En el primero de los casos (más sencillo de calcular), su rentabilidad media anualizada habría sido de un 2,4%. Y a pesar de no superar la inflación (tampoco lo habría hecho con el dinero en cuenta), habría mejorado su situación financiera, ceteris paribus.

Evidentemente, si recordamos el GRÁFICO 2, estos 10 años se quedaron en nada para el inversor racional, que desarrollaba un plan previo y cumplió su estrategia.

Por tanto, para superar este momento y aprovechar el mercado, lo más importante es tener un planUna planificación financiera.
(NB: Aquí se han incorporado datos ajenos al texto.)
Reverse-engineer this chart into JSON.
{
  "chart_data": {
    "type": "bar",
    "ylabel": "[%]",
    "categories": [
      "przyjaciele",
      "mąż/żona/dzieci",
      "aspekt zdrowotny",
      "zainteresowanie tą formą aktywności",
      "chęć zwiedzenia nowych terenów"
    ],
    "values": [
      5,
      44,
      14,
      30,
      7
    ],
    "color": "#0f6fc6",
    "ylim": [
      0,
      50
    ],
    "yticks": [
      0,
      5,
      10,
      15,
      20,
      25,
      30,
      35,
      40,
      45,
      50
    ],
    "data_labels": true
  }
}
Para poder llevarla a cabo, debemos definir qué se quiere, para cuando, y de que recursos se dispone, tanto para ello como para mantener nuestro día a día y nuestros posibles imprevistos.

Es necesario también, entender qué se está haciendo y por qué, donde se está invirtiendo y a qué horizonte temporal.

Y, sobre todo, como hemos remarcado anteriormente, trabajar nuestras finanzas personales mediante un pensamiento analítico, y acompañados de un profesional que pueda guiarnos en los momentos, aparentemente, más complicados, porque con seguridad, serán los más rentables.